The only way to mend the empty devices is to fill them again, preferably with the correct type of smoke. Thousands of years of selective breeding has evolved a race of white coated supeerhumans with the ability to spoon feed smoke back into a reluctant component, using the same method as that for demonstrating brownian motion. This can often be dangerous, as it is necessary for all the smoke particles to be held by the F-M force, and so this force is relatively large. Thus initially when there are few particles present there is a very large force acting on each of them, and this causes stress within the internal structure of the nuclei. The discoverer of this particular effect was the well known Greek philosopher and physicist Philip Lancelot Ato, and it is in his memory that the individual smoke particles are called atos. Thus, when the conflict between the F-M force and the nuclear forces becomes too large and the particles disintegrate it is known as splitting the atom.

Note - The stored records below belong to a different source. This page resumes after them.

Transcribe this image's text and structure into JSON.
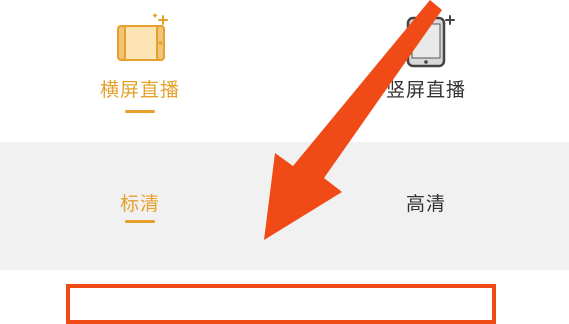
{
  "broadcast_mode": {
    "options": [
      {
        "label": "横屏直播",
        "icon": "landscape-phone-icon",
        "selected": true
      },
      {
        "label": "竖屏直播",
        "icon": "portrait-phone-icon",
        "selected": false
      }
    ]
  },
  "quality": {
    "options": [
      {
        "label": "标清",
        "selected": true
      },
      {
        "label": "高清",
        "selected": false
      }
    ]
  },
  "colors": {
    "accent": "#e5a12c",
    "inactive_text": "#333333",
    "quality_background": "#f1f1f1",
    "annotation": "#f04a17"
  },
  "annotation": {
    "icon": "pointer-arrow-icon"
  }
}
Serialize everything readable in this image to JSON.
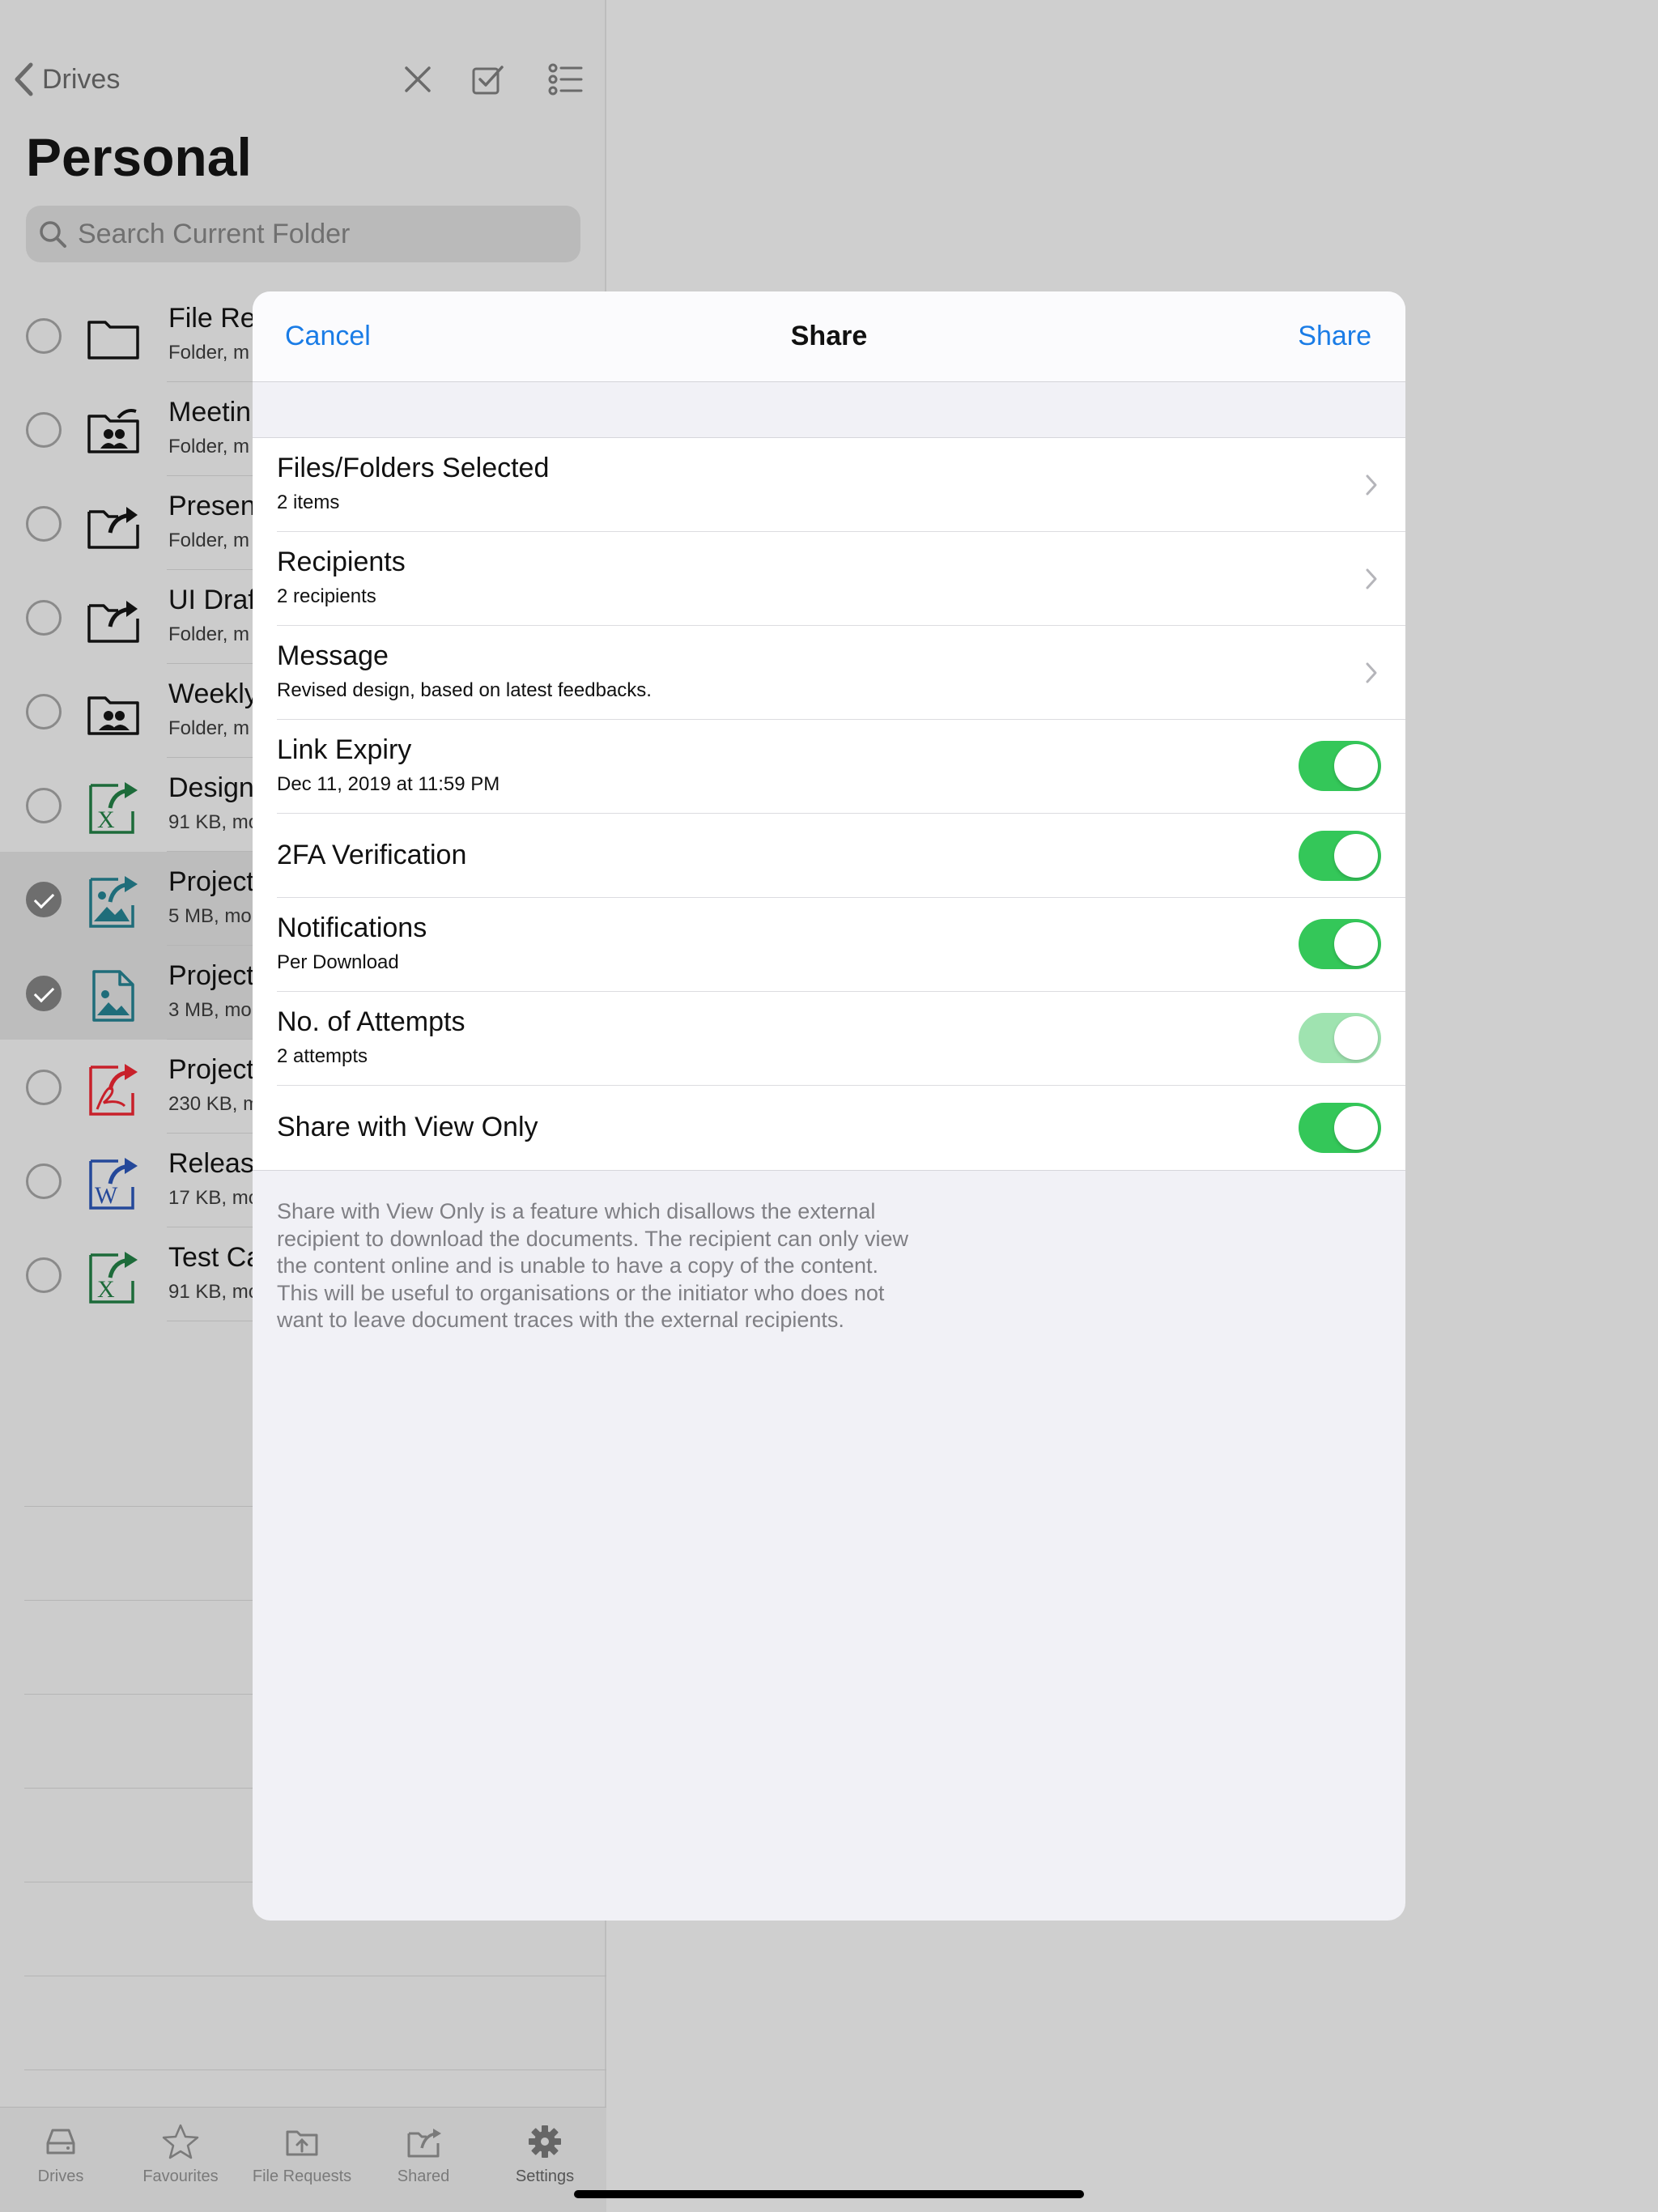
{
  "browser": {
    "back_label": "Drives",
    "title": "Personal",
    "search_placeholder": "Search Current Folder",
    "files": [
      {
        "name": "File Re",
        "meta": "Folder, m",
        "icon": "folder-icon",
        "selected": false
      },
      {
        "name": "Meetin",
        "meta": "Folder, m",
        "icon": "shared-group-folder-icon",
        "selected": false
      },
      {
        "name": "Presen",
        "meta": "Folder, m",
        "icon": "shared-folder-icon",
        "selected": false
      },
      {
        "name": "UI Draf",
        "meta": "Folder, m",
        "icon": "shared-folder-icon",
        "selected": false
      },
      {
        "name": "Weekly",
        "meta": "Folder, m",
        "icon": "group-folder-icon",
        "selected": false
      },
      {
        "name": "Design",
        "meta": "91 KB, mo",
        "icon": "excel-shared-icon",
        "selected": false
      },
      {
        "name": "Project",
        "meta": "5 MB, mo",
        "icon": "image-shared-icon",
        "selected": true
      },
      {
        "name": "Project",
        "meta": "3 MB, mo",
        "icon": "image-file-icon",
        "selected": true
      },
      {
        "name": "Project",
        "meta": "230 KB, m",
        "icon": "pdf-shared-icon",
        "selected": false
      },
      {
        "name": "Release",
        "meta": "17 KB, mo",
        "icon": "word-shared-icon",
        "selected": false
      },
      {
        "name": "Test Ca",
        "meta": "91 KB, mo",
        "icon": "excel-shared-icon",
        "selected": false
      }
    ]
  },
  "tabbar": {
    "drives": "Drives",
    "favourites": "Favourites",
    "file_requests": "File Requests",
    "shared": "Shared",
    "settings": "Settings"
  },
  "modal": {
    "cancel_label": "Cancel",
    "title": "Share",
    "share_label": "Share",
    "rows": {
      "files": {
        "label": "Files/Folders Selected",
        "sub": "2 items"
      },
      "recipients": {
        "label": "Recipients",
        "sub": "2 recipients"
      },
      "message": {
        "label": "Message",
        "sub": "Revised design, based on latest feedbacks."
      },
      "expiry": {
        "label": "Link Expiry",
        "sub": "Dec 11, 2019 at 11:59 PM",
        "on": true
      },
      "twofa": {
        "label": "2FA Verification",
        "on": true
      },
      "notifications": {
        "label": "Notifications",
        "sub": "Per Download",
        "on": true
      },
      "attempts": {
        "label": "No. of Attempts",
        "sub": "2 attempts",
        "on": true,
        "disabled": true
      },
      "viewonly": {
        "label": "Share with View Only",
        "on": true
      }
    },
    "footnote": "Share with View Only is a feature which disallows the external recipient to download the documents. The recipient can only view the content online and is unable to have a copy of the content. This will be useful to organisations or the initiator who does not want to leave document traces with the external recipients."
  },
  "colors": {
    "accent": "#1a7ce6",
    "toggle_on": "#34c759",
    "toggle_disabled": "#9fe3b0"
  }
}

Finally, it is regrettable that few if any scientists around the world know anything about the Fehrt-Midlin interaction, and it is to counteract this gross ignorance in scools that this document has been produced. As an example of what could have been we shall consider cold fusion. Research has revealed that the F-M interaction was to blame for this; it is believed that the wire originally used in the experiment had previously been used to stir coffee, and so was contaminated. Consequently, when the experiment commenced, a as yet uninvestigated effect of the F-M interaction was produced, causing the release of large amounts of energy, with very little temperature change.